You can be a messenger, be a radical, be love.
Yeah, exactly.
It is
And it’s a perfect way to end this episode. But before I do, would you like to share out your social media links, your website links so my listeners can go and check you out?
Absolutely. Thank you, Marianne and I can’t thank you enough for having me on the show. I, I love just talking with people and good conversation, but it was so nice. It’s not scripted. We just jam like you’re having a good improv solo. So it’s, I love to laugh and giggle and cry with you and just talk about everything. So thank you so much for the opportunity. It means so much to me.
It was an absolute pleasure for me.
Ed Roman dot net is where you can find me. All my social networking buttons are there Instagram, Facebook, Twitter, my YouTube channel.

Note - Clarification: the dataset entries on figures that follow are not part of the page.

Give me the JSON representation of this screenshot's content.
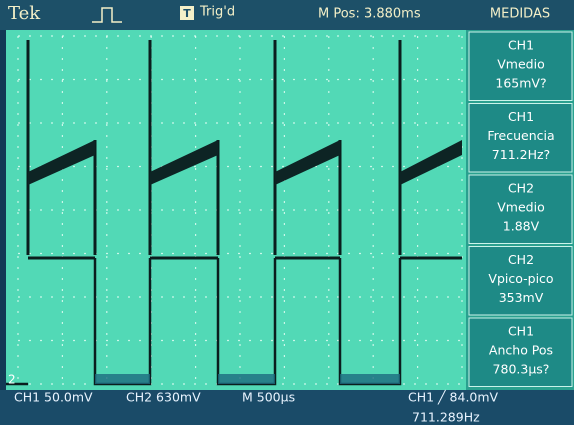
{
  "header": {
    "brand": "Tek",
    "trigger_icon": "T",
    "trigger_status": "Trig'd",
    "position": "M Pos: 3.880ms",
    "menu_title": "MEDIDAS"
  },
  "measurements": [
    {
      "source": "CH1",
      "name": "Vmedio",
      "value": "165mV?"
    },
    {
      "source": "CH1",
      "name": "Frecuencia",
      "value": "711.2Hz?"
    },
    {
      "source": "CH2",
      "name": "Vmedio",
      "value": "1.88V"
    },
    {
      "source": "CH2",
      "name": "Vpico-pico",
      "value": "353mV"
    },
    {
      "source": "CH1",
      "name": "Ancho Pos",
      "value": "780.3µs?"
    }
  ],
  "markers": {
    "channel2": "2"
  },
  "footer": {
    "ch1_scale": "CH1  50.0mV",
    "ch2_scale": "CH2  630mV",
    "timebase": "M 500µs",
    "trigger": "CH1 ╱ 84.0mV",
    "trigger_frequency": "711.289Hz"
  }
}
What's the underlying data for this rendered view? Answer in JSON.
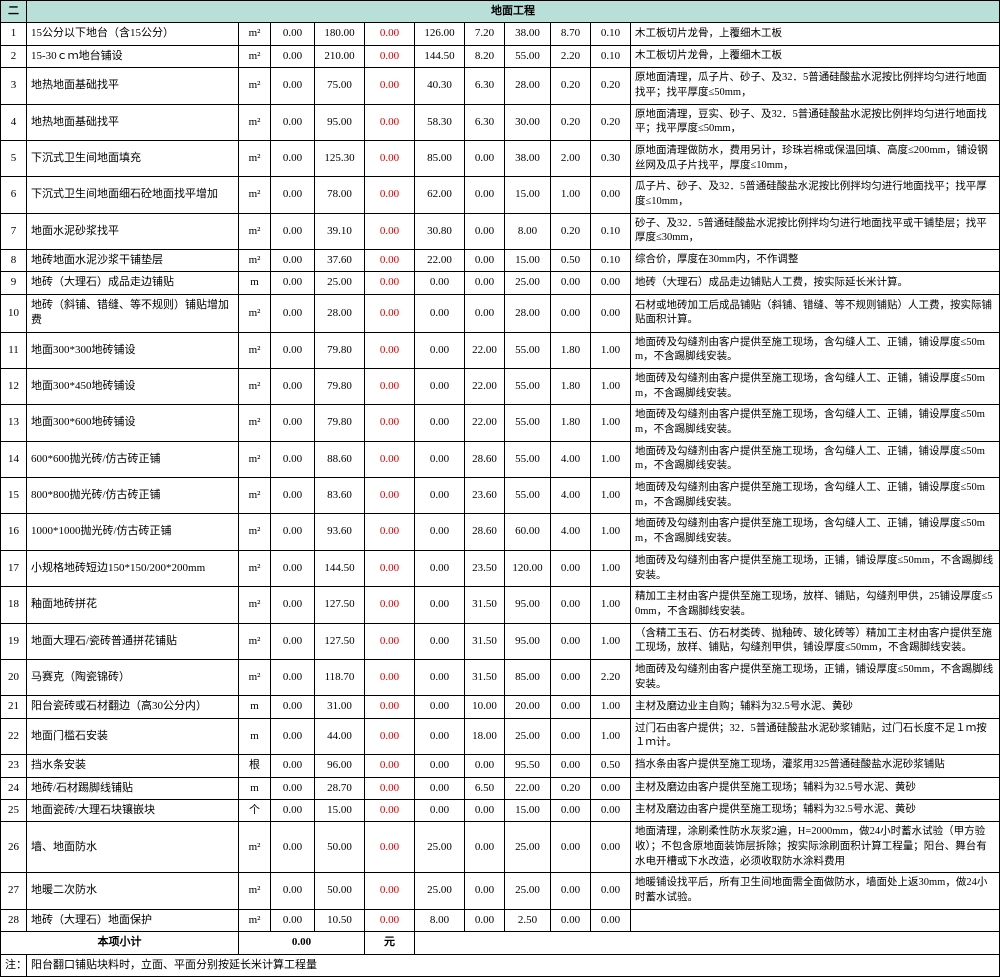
{
  "header": {
    "section_num": "二",
    "section_title": "地面工程"
  },
  "rows": [
    {
      "idx": "1",
      "name": "15公分以下地台（含15公分）",
      "unit": "m²",
      "q": "0.00",
      "price": "180.00",
      "red": "0.00",
      "a": "126.00",
      "b": "7.20",
      "c": "38.00",
      "d": "8.70",
      "e": "0.10",
      "desc": "木工板切片龙骨，上覆细木工板"
    },
    {
      "idx": "2",
      "name": "15-30ｃｍ地台铺设",
      "unit": "m²",
      "q": "0.00",
      "price": "210.00",
      "red": "0.00",
      "a": "144.50",
      "b": "8.20",
      "c": "55.00",
      "d": "2.20",
      "e": "0.10",
      "desc": "木工板切片龙骨，上覆细木工板"
    },
    {
      "idx": "3",
      "name": "地热地面基础找平",
      "unit": "m²",
      "q": "0.00",
      "price": "75.00",
      "red": "0.00",
      "a": "40.30",
      "b": "6.30",
      "c": "28.00",
      "d": "0.20",
      "e": "0.20",
      "desc": "原地面清理，瓜子片、砂子、及32．5普通硅酸盐水泥按比例拌均匀进行地面找平；找平厚度≤50mm，"
    },
    {
      "idx": "4",
      "name": "地热地面基础找平",
      "unit": "m²",
      "q": "0.00",
      "price": "95.00",
      "red": "0.00",
      "a": "58.30",
      "b": "6.30",
      "c": "30.00",
      "d": "0.20",
      "e": "0.20",
      "desc": "原地面清理，豆实、砂子、及32．5普通硅酸盐水泥按比例拌均匀进行地面找平；找平厚度≤50mm，"
    },
    {
      "idx": "5",
      "name": "下沉式卫生间地面填充",
      "unit": "m²",
      "q": "0.00",
      "price": "125.30",
      "red": "0.00",
      "a": "85.00",
      "b": "0.00",
      "c": "38.00",
      "d": "2.00",
      "e": "0.30",
      "desc": "原地面清理做防水，费用另计，珍珠岩棉或保温回填、高度≤200mm，铺设钢丝网及瓜子片找平，厚度≤10mm，"
    },
    {
      "idx": "6",
      "name": "下沉式卫生间地面细石砼地面找平增加",
      "unit": "m²",
      "q": "0.00",
      "price": "78.00",
      "red": "0.00",
      "a": "62.00",
      "b": "0.00",
      "c": "15.00",
      "d": "1.00",
      "e": "0.00",
      "desc": "瓜子片、砂子、及32．5普通硅酸盐水泥按比例拌均匀进行地面找平；找平厚度≤10mm，"
    },
    {
      "idx": "7",
      "name": "地面水泥砂浆找平",
      "unit": "m²",
      "q": "0.00",
      "price": "39.10",
      "red": "0.00",
      "a": "30.80",
      "b": "0.00",
      "c": "8.00",
      "d": "0.20",
      "e": "0.10",
      "desc": "砂子、及32．5普通硅酸盐水泥按比例拌均匀进行地面找平或干铺垫层；找平厚度≤30mm，"
    },
    {
      "idx": "8",
      "name": "地砖地面水泥沙浆干铺垫层",
      "unit": "m²",
      "q": "0.00",
      "price": "37.60",
      "red": "0.00",
      "a": "22.00",
      "b": "0.00",
      "c": "15.00",
      "d": "0.50",
      "e": "0.10",
      "desc": "综合价，厚度在30mm内，不作调整"
    },
    {
      "idx": "9",
      "name": "地砖（大理石）成品走边铺贴",
      "unit": "m",
      "q": "0.00",
      "price": "25.00",
      "red": "0.00",
      "a": "0.00",
      "b": "0.00",
      "c": "25.00",
      "d": "0.00",
      "e": "0.00",
      "desc": "地砖（大理石）成品走边铺贴人工费，按实际延长米计算。"
    },
    {
      "idx": "10",
      "name": "地砖（斜铺、错缝、等不规则）铺贴增加费",
      "unit": "m²",
      "q": "0.00",
      "price": "28.00",
      "red": "0.00",
      "a": "0.00",
      "b": "0.00",
      "c": "28.00",
      "d": "0.00",
      "e": "0.00",
      "desc": "石材或地砖加工后成品铺贴（斜铺、错缝、等不规则铺贴）人工费，按实际铺贴面积计算。"
    },
    {
      "idx": "11",
      "name": "地面300*300地砖铺设",
      "unit": "m²",
      "q": "0.00",
      "price": "79.80",
      "red": "0.00",
      "a": "0.00",
      "b": "22.00",
      "c": "55.00",
      "d": "1.80",
      "e": "1.00",
      "desc": "地面砖及勾缝剂由客户提供至施工现场，含勾缝人工、正铺，铺设厚度≤50mm，不含踢脚线安装。"
    },
    {
      "idx": "12",
      "name": "地面300*450地砖铺设",
      "unit": "m²",
      "q": "0.00",
      "price": "79.80",
      "red": "0.00",
      "a": "0.00",
      "b": "22.00",
      "c": "55.00",
      "d": "1.80",
      "e": "1.00",
      "desc": "地面砖及勾缝剂由客户提供至施工现场，含勾缝人工、正铺，铺设厚度≤50mm，不含踢脚线安装。"
    },
    {
      "idx": "13",
      "name": "地面300*600地砖铺设",
      "unit": "m²",
      "q": "0.00",
      "price": "79.80",
      "red": "0.00",
      "a": "0.00",
      "b": "22.00",
      "c": "55.00",
      "d": "1.80",
      "e": "1.00",
      "desc": "地面砖及勾缝剂由客户提供至施工现场，含勾缝人工、正铺，铺设厚度≤50mm，不含踢脚线安装。"
    },
    {
      "idx": "14",
      "name": "600*600抛光砖/仿古砖正铺",
      "unit": "m²",
      "q": "0.00",
      "price": "88.60",
      "red": "0.00",
      "a": "0.00",
      "b": "28.60",
      "c": "55.00",
      "d": "4.00",
      "e": "1.00",
      "desc": "地面砖及勾缝剂由客户提供至施工现场，含勾缝人工、正铺，铺设厚度≤50mm，不含踢脚线安装。"
    },
    {
      "idx": "15",
      "name": "800*800抛光砖/仿古砖正铺",
      "unit": "m²",
      "q": "0.00",
      "price": "83.60",
      "red": "0.00",
      "a": "0.00",
      "b": "23.60",
      "c": "55.00",
      "d": "4.00",
      "e": "1.00",
      "desc": "地面砖及勾缝剂由客户提供至施工现场，含勾缝人工、正铺，铺设厚度≤50mm，不含踢脚线安装。"
    },
    {
      "idx": "16",
      "name": "1000*1000抛光砖/仿古砖正铺",
      "unit": "m²",
      "q": "0.00",
      "price": "93.60",
      "red": "0.00",
      "a": "0.00",
      "b": "28.60",
      "c": "60.00",
      "d": "4.00",
      "e": "1.00",
      "desc": "地面砖及勾缝剂由客户提供至施工现场，含勾缝人工、正铺，铺设厚度≤50mm，不含踢脚线安装。"
    },
    {
      "idx": "17",
      "name": "小规格地砖短边150*150/200*200mm",
      "unit": "m²",
      "q": "0.00",
      "price": "144.50",
      "red": "0.00",
      "a": "0.00",
      "b": "23.50",
      "c": "120.00",
      "d": "0.00",
      "e": "1.00",
      "desc": "地面砖及勾缝剂由客户提供至施工现场，正铺，铺设厚度≤50mm，不含踢脚线安装。"
    },
    {
      "idx": "18",
      "name": "釉面地砖拼花",
      "unit": "m²",
      "q": "0.00",
      "price": "127.50",
      "red": "0.00",
      "a": "0.00",
      "b": "31.50",
      "c": "95.00",
      "d": "0.00",
      "e": "1.00",
      "desc": "精加工主材由客户提供至施工现场，放样、铺贴，勾缝剂甲供，25铺设厚度≤50mm，不含踢脚线安装。"
    },
    {
      "idx": "19",
      "name": "地面大理石/瓷砖普通拼花铺贴",
      "unit": "m²",
      "q": "0.00",
      "price": "127.50",
      "red": "0.00",
      "a": "0.00",
      "b": "31.50",
      "c": "95.00",
      "d": "0.00",
      "e": "1.00",
      "desc": "（含精工玉石、仿石材类砖、抛釉砖、玻化砖等）精加工主材由客户提供至施工现场，放样、铺贴，勾缝剂甲供，铺设厚度≤50mm，不含踢脚线安装。"
    },
    {
      "idx": "20",
      "name": "马赛克（陶瓷锦砖）",
      "unit": "m²",
      "q": "0.00",
      "price": "118.70",
      "red": "0.00",
      "a": "0.00",
      "b": "31.50",
      "c": "85.00",
      "d": "0.00",
      "e": "2.20",
      "desc": "地面砖及勾缝剂由客户提供至施工现场，正铺，铺设厚度≤50mm，不含踢脚线安装。"
    },
    {
      "idx": "21",
      "name": "阳台瓷砖或石材翻边（高30公分内）",
      "unit": "m",
      "q": "0.00",
      "price": "31.00",
      "red": "0.00",
      "a": "0.00",
      "b": "10.00",
      "c": "20.00",
      "d": "0.00",
      "e": "1.00",
      "desc": "主材及磨边业主自购；辅料为32.5号水泥、黄砂"
    },
    {
      "idx": "22",
      "name": "地面门槛石安装",
      "unit": "m",
      "q": "0.00",
      "price": "44.00",
      "red": "0.00",
      "a": "0.00",
      "b": "18.00",
      "c": "25.00",
      "d": "0.00",
      "e": "1.00",
      "desc": "过门石由客户提供；32．5普通硅酸盐水泥砂浆铺贴，过门石长度不足１ｍ按１ｍ计。"
    },
    {
      "idx": "23",
      "name": "挡水条安装",
      "unit": "根",
      "q": "0.00",
      "price": "96.00",
      "red": "0.00",
      "a": "0.00",
      "b": "0.00",
      "c": "95.50",
      "d": "0.00",
      "e": "0.50",
      "desc": "挡水条由客户提供至施工现场，灌浆用325普通硅酸盐水泥砂浆铺贴"
    },
    {
      "idx": "24",
      "name": "地砖/石材踢脚线铺贴",
      "unit": "m",
      "q": "0.00",
      "price": "28.70",
      "red": "0.00",
      "a": "0.00",
      "b": "6.50",
      "c": "22.00",
      "d": "0.20",
      "e": "0.00",
      "desc": "主材及磨边由客户提供至施工现场；辅料为32.5号水泥、黄砂"
    },
    {
      "idx": "25",
      "name": "地面瓷砖/大理石块镶嵌块",
      "unit": "个",
      "q": "0.00",
      "price": "15.00",
      "red": "0.00",
      "a": "0.00",
      "b": "0.00",
      "c": "15.00",
      "d": "0.00",
      "e": "0.00",
      "desc": "主材及磨边由客户提供至施工现场；辅料为32.5号水泥、黄砂"
    },
    {
      "idx": "26",
      "name": "墙、地面防水",
      "unit": "m²",
      "q": "0.00",
      "price": "50.00",
      "red": "0.00",
      "a": "25.00",
      "b": "0.00",
      "c": "25.00",
      "d": "0.00",
      "e": "0.00",
      "desc": "地面清理，涂刷柔性防水灰浆2遍，H=2000mm，做24小时蓄水试验（甲方验收）；不包含原地面装饰层拆除；按实际涂刷面积计算工程量；阳台、舞台有水电开槽或下水改造，必须收取防水涂料费用"
    },
    {
      "idx": "27",
      "name": "地暖二次防水",
      "unit": "m²",
      "q": "0.00",
      "price": "50.00",
      "red": "0.00",
      "a": "25.00",
      "b": "0.00",
      "c": "25.00",
      "d": "0.00",
      "e": "0.00",
      "desc": "地暖铺设找平后，所有卫生间地面需全面做防水，墙面处上返30mm，做24小时蓄水试验。"
    },
    {
      "idx": "28",
      "name": "地砖（大理石）地面保护",
      "unit": "m²",
      "q": "0.00",
      "price": "10.50",
      "red": "0.00",
      "a": "8.00",
      "b": "0.00",
      "c": "2.50",
      "d": "0.00",
      "e": "0.00",
      "desc": ""
    }
  ],
  "subtotal": {
    "label": "本项小计",
    "value": "0.00",
    "unit": "元"
  },
  "note": {
    "label": "注：",
    "text": "阳台翻口铺贴块料时，立面、平面分别按延长米计算工程量"
  }
}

Special Ed Roman, is where you’ll find me everywhere because I was a dyslexic. That was my nickname. So yeah. Check out the latest video. It’s out right now. You can get it on iTunes and Amazon. Latest two singles from a recipe for Perpetual Spring are out there. So check it out. And yeah, I’m on SoundCloud. A lot of material on SoundCloud for free, but thanks again. I really appreciate it, it was a lot of fun
Thank you Ed, that was so awesome.
I’d like to thank Ed Roman for his time today and for the permission to use his music. I have thoroughly enjoyed my conversation with him and I really enjoyed the energies we shared during our time together. Such a lovely chap.
Today’s bumper music is called Be Love. And our ending song is called Stronger, both songs have lyrics that are so appropriate to where we find ourselves today. Both written and performed by Ed and used with his explicit permission.